Chowder's own theory, which he returns to throughout the book, is that the "true" English line has a three-beat "slow waltz" rhythm ("How SMALL of all that HUman hearts enDURE") or a six-beat rhythm in which the last beat is a rest ("All HUman THINGS are SUBject TO deCAY [rest]").
The proposition is not what you'd call bullet-proof, but that's beside the point -- this kind of spouting off is exactly what we do when we read poetry privately, or are talking to people we aren't trying to impress.
There's a hoary but still useful distinction to be made between poetry as the chilly, brilliant, stellar sweep of millions of combinations of words over centuries -- as the product of thousands of minds moving upon silence, in Yeats's phrasing -- and the warmer, occasionally sentimental way in which individual readers find meaning in the smaller, match-lit pleasures of stanzas, words, lines and bits of trivia.
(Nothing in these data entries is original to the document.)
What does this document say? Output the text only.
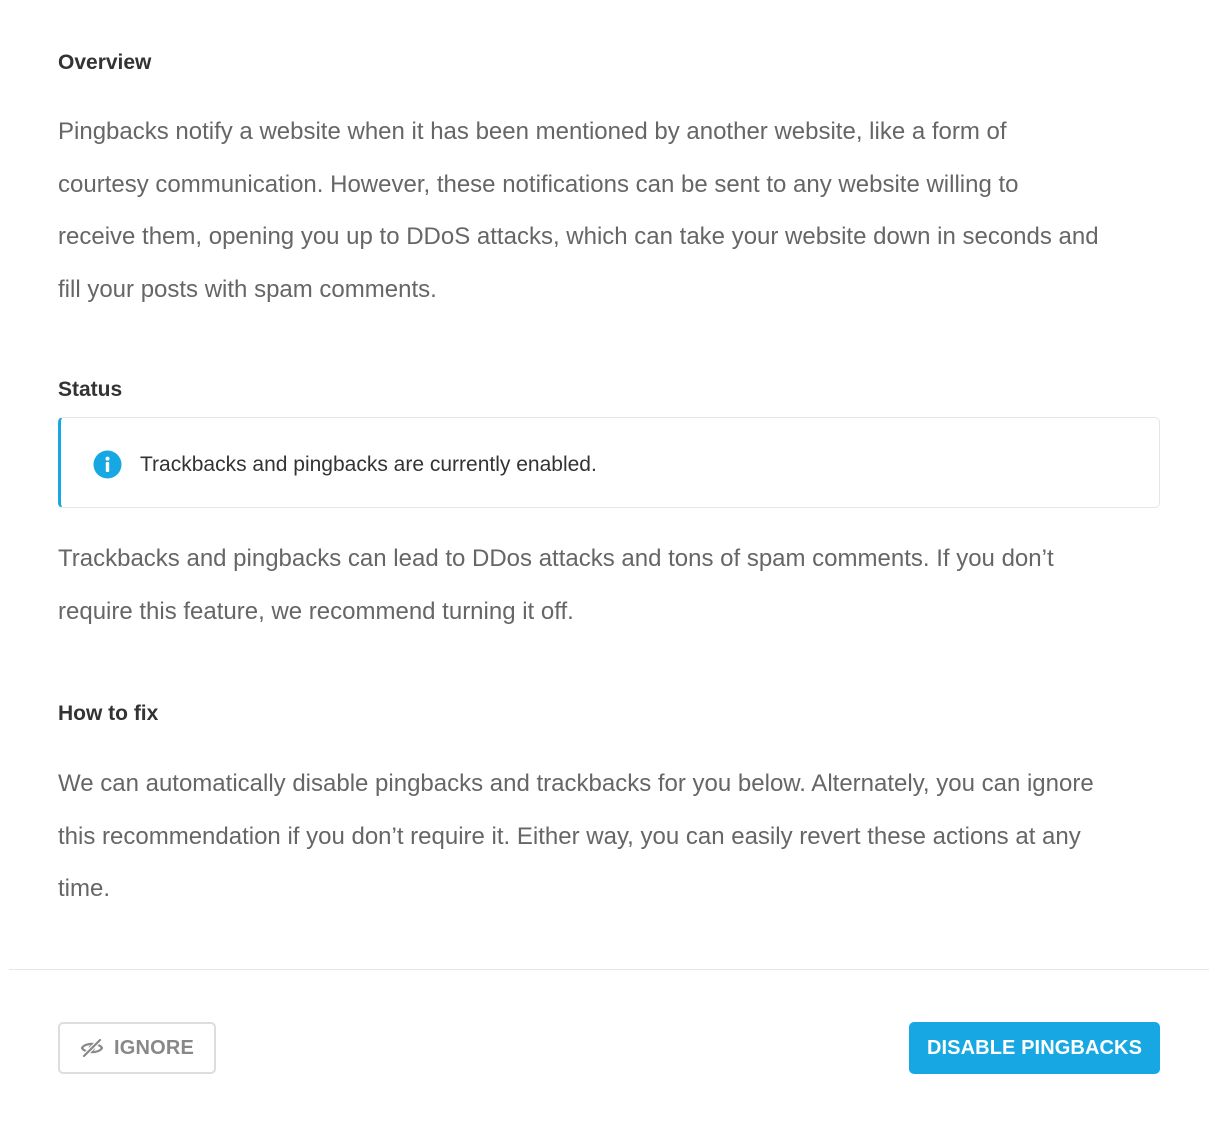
Overview
Pingbacks notify a website when it has been mentioned by another website, like a form of
courtesy communication. However, these notifications can be sent to any website willing to
receive them, opening you up to DDoS attacks, which can take your website down in seconds and
fill your posts with spam comments.
Status
Trackbacks and pingbacks are currently enabled.
Trackbacks and pingbacks can lead to DDos attacks and tons of spam comments. If you don’t
require this feature, we recommend turning it off.
How to fix
We can automatically disable pingbacks and trackbacks for you below. Alternately, you can ignore
this recommendation if you don’t require it. Either way, you can easily revert these actions at any
time.
IGNORE	DISABLE PINGBACKS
This latter aspect is what Baker has set out to capture in "The Anthologist." It's easy to underestimates this project, because in its lesser incarnations it so often comes swaddled in layers of hokum about feelings and hearts and "being human." But it's a vital part of poetry. "Poetry is a controlled refinement of sobbing," Chowder says. Well, no. But also: yes. We read poems because they have a knack for mattering. And how pleasing it is to be so gently, so poetically reminded of that.